A recent article in the journal Proceedings of the National Academy of Science published new details about the project. It is estimated to cost 1

0 years, costs $ 4.7 billion and requires more than 200 petabytes of digital storage space (one petabyte is one quadrillion or 10 15 bytes).

These statistics sound huge, but in reality they are small compared to the history of genome sequencing up to this point. Take the Human Genome Project, a publicly funded project to sequencing the first complete human genome. The effort lasted over ten years – it started in 1990 and was completed in 2003 – and cost a total of about $ 2.7 billion ($ 4.8 billion)

Now, just 15 years later, the Earth BioGenome project aims to: sequencing, cataloging and analyzing the genomes of of all known eukaryotic species on Earth in about the same time and for about the same cost

"Eukaryotes" refers to all plants, animals and unicellular organisms – all living things except bacteria and archaea (they are looked after by the Earth Microbiome Project). It is estimated that there are between 10-15 million eukaryotic species, from rhinos to chinchillas to fleas (and much less). Of the 2.3 million of these we have documented, we have sequenced less than 15,000 of their genomes (most of which were microbes).

As impressive as it is that scientists can do that, you may wonder, what's the point? There is a clear advantage to studying the human genome, but what will we get out of decoding the DNA of a rhinoceros or flea?

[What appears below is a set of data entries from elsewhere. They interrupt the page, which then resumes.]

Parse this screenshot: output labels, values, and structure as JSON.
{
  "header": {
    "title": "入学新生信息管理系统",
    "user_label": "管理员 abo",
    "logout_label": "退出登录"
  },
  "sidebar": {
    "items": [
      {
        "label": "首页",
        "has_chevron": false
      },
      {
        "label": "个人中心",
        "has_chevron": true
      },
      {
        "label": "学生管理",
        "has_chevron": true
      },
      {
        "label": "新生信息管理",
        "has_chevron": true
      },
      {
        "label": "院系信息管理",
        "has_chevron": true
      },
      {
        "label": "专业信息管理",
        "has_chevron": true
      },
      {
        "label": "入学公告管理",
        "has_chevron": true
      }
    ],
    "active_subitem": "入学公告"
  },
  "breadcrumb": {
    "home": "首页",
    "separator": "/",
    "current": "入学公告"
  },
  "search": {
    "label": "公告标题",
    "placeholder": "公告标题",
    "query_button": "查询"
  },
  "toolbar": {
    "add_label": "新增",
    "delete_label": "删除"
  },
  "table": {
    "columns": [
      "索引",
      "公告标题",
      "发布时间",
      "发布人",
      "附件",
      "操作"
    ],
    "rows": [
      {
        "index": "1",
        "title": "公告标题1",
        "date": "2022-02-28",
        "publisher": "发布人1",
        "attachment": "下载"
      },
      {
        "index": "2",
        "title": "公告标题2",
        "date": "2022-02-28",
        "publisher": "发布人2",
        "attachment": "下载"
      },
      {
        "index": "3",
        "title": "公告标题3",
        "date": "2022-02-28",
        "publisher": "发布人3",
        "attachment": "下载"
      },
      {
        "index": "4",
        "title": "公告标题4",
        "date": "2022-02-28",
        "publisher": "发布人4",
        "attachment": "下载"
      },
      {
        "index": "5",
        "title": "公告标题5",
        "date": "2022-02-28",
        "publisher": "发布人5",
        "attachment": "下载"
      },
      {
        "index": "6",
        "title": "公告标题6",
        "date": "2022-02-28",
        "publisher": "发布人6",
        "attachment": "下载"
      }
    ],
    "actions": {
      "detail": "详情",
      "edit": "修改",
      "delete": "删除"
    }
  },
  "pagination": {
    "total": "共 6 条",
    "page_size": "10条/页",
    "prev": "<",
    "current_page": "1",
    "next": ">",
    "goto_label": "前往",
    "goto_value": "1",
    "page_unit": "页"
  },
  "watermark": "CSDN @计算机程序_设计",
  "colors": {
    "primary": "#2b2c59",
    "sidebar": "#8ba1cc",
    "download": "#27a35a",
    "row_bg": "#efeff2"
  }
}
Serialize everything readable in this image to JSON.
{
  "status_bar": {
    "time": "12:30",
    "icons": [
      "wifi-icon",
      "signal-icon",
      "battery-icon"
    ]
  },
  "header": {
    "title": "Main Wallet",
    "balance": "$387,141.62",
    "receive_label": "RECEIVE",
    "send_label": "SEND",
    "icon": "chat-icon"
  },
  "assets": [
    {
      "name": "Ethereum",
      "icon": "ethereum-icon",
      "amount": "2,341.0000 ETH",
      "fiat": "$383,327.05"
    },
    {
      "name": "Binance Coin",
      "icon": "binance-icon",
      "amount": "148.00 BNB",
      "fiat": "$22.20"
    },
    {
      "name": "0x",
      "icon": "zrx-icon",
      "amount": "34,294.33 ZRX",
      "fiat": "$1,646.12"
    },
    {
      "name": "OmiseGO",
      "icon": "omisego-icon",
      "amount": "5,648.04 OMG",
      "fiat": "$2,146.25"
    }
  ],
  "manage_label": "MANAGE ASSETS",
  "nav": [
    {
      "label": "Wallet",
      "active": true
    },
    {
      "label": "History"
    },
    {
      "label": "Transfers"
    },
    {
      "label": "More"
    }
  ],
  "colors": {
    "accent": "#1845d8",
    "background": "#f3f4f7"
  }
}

Earth BioGenome will essentially allow scientists to make a high-resolution, digital genetic snapshot of known life Earth. "The greatest legacy of [the project] will be a complete digital library of life that will lead to future discoveries for generations," said Gene Robinson, one of the project leaders, as well as a professor of entomology and the director of the Carl R. Woese Institute for Genomic Biology at the University of Illinois

The estimated profitability of the Human Genome Project was 141 to 1 – and that's just the financial side of things. The project has been instrumental in driving the affordable genomics we know today, an area designed to accelerate the discovery of disease-causing genetic mutations and help diagnose and treat them. New gene editing tools, such as CRISPR, have emerged and may someday be able to cure genetic diseases.

Extrapolate these yields over millions of species, and then the knowledge gained – and the tangible benefits of this insight – is likely to be significant. Genome research on crops, for example, has already resulted in plants that grow faster, produce more food, and are more resilient to pests or thunderstorms. Researchers can find new medicines or find better ways to develop organisms for production or energy. They will be able to make complicated discoveries about how and when different species evolved – information that has been buried in the depths of history so far.

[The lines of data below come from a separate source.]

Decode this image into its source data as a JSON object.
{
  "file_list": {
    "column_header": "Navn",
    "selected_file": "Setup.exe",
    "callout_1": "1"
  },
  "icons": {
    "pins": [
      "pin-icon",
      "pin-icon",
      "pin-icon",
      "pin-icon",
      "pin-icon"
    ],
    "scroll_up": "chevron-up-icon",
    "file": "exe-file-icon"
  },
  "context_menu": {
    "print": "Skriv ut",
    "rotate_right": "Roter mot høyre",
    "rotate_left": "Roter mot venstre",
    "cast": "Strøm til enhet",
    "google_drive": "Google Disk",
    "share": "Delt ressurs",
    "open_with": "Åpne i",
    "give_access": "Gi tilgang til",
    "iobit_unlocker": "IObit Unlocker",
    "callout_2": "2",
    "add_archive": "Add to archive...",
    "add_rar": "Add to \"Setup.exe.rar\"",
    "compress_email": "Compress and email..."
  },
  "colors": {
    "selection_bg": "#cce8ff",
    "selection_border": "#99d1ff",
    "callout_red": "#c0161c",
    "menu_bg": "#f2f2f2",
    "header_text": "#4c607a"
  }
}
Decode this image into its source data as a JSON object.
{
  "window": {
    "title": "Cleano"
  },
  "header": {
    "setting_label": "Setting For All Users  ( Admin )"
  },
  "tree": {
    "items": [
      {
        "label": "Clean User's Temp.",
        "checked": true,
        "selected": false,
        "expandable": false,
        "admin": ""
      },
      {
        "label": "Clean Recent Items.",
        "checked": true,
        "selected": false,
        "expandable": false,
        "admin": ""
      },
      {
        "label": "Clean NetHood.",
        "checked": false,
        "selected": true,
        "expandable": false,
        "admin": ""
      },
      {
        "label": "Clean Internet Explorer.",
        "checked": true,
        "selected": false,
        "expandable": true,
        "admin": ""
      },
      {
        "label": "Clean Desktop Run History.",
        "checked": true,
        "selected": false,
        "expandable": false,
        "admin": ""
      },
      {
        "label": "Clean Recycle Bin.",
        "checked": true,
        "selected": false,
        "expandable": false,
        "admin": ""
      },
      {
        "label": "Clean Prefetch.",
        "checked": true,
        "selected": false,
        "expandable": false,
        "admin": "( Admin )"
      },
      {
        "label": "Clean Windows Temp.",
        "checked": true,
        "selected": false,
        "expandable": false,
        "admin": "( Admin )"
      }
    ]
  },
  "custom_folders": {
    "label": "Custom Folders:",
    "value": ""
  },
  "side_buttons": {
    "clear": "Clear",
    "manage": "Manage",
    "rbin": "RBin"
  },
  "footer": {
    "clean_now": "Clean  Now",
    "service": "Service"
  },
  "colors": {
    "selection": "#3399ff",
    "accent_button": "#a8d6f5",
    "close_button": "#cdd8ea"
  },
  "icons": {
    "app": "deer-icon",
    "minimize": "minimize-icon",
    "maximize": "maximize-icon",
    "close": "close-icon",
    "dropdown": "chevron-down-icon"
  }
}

They will create a digital gene bank of the species of the world. What other useful genes will lurk there to inspire a new generation of synthetic biologists?

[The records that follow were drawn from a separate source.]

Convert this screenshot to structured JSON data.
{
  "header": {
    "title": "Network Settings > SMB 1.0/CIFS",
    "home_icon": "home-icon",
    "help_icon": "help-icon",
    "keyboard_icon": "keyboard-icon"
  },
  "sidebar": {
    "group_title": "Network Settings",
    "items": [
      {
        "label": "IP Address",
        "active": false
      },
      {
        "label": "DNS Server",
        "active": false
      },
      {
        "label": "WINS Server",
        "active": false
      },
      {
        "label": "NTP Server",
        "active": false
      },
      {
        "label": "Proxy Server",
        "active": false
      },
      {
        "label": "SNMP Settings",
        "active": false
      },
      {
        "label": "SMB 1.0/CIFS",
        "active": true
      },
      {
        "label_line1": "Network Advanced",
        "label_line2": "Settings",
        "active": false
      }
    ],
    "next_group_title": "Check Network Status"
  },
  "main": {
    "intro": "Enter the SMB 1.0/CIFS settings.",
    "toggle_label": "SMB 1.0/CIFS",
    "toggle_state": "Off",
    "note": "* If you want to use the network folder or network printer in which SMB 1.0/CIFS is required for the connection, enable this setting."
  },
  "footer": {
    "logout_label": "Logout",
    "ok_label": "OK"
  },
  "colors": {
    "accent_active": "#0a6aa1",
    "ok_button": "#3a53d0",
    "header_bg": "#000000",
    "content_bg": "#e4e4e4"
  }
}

"[In the future] Designing genomes will be a personal thing, a new art form, as creative as painting or sculpture, few of the new creations will be masterpieces, but many will delight creators in our fauna and flora The well-known physicist Freeman Dyson said in 2007.

Just over ten years later, his vision of what would have been closer to science fiction not too long ago is approaching reality. Earth BioGenome would provide the biologists of the future with a significant part of the Earth's genetic range.

But it is not finished yet. In addition to financing, the subtleties of the project need to be specified. One of the biggest questions is how exactly will scientists take on the gigantic task of collecting intact DNA samples from all known species on Earth. Some museum copies are used, but many have probably not been preserved so that the DNA could produce a high quality genome. An important source of samples will be the Global Genome Biodiversity Network.

"Genomics has helped scientists develop new medicines and new sources of renewable energy, feed a growing population, protect the environment, and support human survival and well-being." Robinson said. "The Earth BioGenome Project will give us an insight into the history and diversity of life and help us better understand how we can sustain it."